Over the last two years, 40 schools have sent representatives to study Naperville's program.

But before the philosophy can spread, Lawler says, some built-in resistance has to be overcome.

"Probably 60% of our population had real bad experiences in PE, and those people are now our legislators, administrators and teachers," Lawler says. "I think there has to be a revolution at the university level to prepare teachers to teach 'the new PE.' "

One state where that's happening is Kansas.

In 1992 the Kansas Health Foundation challenged the state department of education to implement a curriculum that would teach skills for healthy lifestyles. It also has provided $1.5 million in grants to the Physical Dimensions program now used at 148 middle schools and 152 high schools.

"It does take a lot of work to train teachers who have been out in the field for 20 years," Physical Dimensions director Bobbie Harris says. "It's hard to get them to change. But we haven't gotten anybody who has gone through the training and come back and said it doesn't work."

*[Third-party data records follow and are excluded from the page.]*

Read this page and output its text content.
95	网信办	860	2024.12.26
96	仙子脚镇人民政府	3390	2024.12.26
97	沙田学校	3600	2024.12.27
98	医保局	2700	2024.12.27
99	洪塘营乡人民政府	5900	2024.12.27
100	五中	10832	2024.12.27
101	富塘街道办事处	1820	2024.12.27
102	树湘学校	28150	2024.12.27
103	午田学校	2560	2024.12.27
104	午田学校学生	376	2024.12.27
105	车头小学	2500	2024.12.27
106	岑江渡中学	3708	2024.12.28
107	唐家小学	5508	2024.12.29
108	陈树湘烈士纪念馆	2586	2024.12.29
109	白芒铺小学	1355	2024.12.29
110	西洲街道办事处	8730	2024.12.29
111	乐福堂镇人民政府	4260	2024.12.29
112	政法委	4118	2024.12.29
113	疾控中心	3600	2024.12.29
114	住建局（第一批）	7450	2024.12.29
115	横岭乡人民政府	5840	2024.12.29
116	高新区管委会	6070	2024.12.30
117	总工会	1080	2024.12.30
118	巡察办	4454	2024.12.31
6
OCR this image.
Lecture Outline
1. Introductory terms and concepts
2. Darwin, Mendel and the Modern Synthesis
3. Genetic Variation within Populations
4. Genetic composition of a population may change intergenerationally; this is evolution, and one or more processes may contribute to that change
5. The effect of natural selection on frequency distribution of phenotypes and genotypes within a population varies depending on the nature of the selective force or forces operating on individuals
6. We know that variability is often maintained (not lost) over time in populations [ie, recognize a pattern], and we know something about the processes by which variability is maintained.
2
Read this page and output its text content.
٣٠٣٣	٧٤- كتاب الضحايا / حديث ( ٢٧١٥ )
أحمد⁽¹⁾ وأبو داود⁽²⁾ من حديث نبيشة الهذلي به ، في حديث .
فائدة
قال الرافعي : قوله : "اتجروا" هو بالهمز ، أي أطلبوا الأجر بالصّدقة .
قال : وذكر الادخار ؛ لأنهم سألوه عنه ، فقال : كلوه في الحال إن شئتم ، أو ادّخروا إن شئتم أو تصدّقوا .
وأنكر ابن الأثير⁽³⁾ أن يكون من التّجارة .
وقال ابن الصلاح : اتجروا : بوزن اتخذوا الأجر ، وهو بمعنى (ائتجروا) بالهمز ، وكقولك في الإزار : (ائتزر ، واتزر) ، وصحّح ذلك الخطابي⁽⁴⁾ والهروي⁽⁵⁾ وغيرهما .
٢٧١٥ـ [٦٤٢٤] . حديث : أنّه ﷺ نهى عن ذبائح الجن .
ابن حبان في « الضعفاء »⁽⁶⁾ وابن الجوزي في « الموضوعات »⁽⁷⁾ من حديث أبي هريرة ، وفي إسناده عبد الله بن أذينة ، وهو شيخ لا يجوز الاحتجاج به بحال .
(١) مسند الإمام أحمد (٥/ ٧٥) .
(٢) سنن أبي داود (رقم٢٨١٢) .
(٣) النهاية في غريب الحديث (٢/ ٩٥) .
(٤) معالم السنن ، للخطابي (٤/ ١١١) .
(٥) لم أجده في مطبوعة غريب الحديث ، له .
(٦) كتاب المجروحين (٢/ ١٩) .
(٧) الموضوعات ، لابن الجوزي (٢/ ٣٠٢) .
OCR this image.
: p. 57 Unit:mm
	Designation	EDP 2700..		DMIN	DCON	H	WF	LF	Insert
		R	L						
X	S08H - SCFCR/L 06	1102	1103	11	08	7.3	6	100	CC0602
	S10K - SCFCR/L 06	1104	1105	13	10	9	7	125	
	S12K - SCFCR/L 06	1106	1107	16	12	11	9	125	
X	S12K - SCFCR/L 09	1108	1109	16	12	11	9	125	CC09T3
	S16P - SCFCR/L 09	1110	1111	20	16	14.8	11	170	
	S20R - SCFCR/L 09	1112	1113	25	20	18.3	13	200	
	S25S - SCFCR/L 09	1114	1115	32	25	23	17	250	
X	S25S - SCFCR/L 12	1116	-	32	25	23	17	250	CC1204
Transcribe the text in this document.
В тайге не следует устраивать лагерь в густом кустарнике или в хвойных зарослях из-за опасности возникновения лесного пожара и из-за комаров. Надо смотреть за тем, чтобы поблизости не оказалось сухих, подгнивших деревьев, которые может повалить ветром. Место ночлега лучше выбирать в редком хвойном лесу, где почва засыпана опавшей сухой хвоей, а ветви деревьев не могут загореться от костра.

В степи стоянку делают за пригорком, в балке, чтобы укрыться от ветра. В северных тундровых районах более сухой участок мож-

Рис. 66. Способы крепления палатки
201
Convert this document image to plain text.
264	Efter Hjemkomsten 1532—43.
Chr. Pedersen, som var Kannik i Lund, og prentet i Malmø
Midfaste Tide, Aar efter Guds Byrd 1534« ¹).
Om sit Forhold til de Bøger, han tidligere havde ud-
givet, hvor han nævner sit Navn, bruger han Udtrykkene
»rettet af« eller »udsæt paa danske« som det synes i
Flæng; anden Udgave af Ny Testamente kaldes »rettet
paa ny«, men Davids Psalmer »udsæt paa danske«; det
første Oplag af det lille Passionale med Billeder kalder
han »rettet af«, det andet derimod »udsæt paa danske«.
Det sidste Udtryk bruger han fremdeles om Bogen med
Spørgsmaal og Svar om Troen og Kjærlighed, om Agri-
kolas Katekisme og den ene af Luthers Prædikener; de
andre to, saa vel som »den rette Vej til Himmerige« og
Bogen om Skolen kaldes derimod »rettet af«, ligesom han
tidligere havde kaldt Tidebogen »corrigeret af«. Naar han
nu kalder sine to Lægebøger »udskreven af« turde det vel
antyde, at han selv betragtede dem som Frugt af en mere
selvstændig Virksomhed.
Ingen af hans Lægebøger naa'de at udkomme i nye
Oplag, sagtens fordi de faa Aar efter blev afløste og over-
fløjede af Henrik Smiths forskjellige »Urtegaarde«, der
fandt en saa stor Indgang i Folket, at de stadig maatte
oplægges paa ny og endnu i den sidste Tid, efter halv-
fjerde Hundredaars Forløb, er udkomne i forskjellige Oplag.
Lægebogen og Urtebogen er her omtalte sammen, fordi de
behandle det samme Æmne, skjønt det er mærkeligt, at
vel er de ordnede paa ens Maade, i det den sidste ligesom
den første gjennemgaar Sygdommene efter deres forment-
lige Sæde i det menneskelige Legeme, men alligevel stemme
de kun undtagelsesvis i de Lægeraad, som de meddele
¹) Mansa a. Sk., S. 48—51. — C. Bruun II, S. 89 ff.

Some of the games might make a Vince Lombardi-style football coach wince.

There's lots of rope-jumping, Frisbee-throwing, scarf-juggling, hula hoops and even games of catch with rubber chickens.

"The whole time you're running and you're working as a team," Harris says. "Then we say, 'Oops, look, your heart rate is up.' We did line dancing at a high school the other day. Heart rates were up over 140 for 12 minutes, and it was fun and it was non-threatening."

The only criticism Harris has encountered is "some people think we're being soft on kids, but every kid is participating with his heart rate up."

As for the old, drill-sergeant approach to PE, Harris says, "The boot-camp thing didn't work, with push-ups as punishment or having them run a lap. 'Wait a minute. You want me to run, and yet you punish me with it?' "

Community involvement

For schools seeking modern equipment, the Bay Shore Union Free School District on Long Island, N.Y., suggests starting where health interests are highest: hospitals.

Bay Shore received $20,000 grants from the Good Samaritan Hospital Medical Center in West Islip and from Southside Hospital in Bay Shore, plus $15,000 worth of equipment.

Bay Shore educators have stressed overlapping their fitness efforts into other areas of academic study.

Use of computers and heart-rate monitors involves math; diet instruction involves science and nutrition; lessons on cardiovascular improvement deal with anatomy and physiology.

"We bring the real world into the classroom," Bay Shore athletic director Gene Gyer says. "What can be more real to a young person than their wellness?"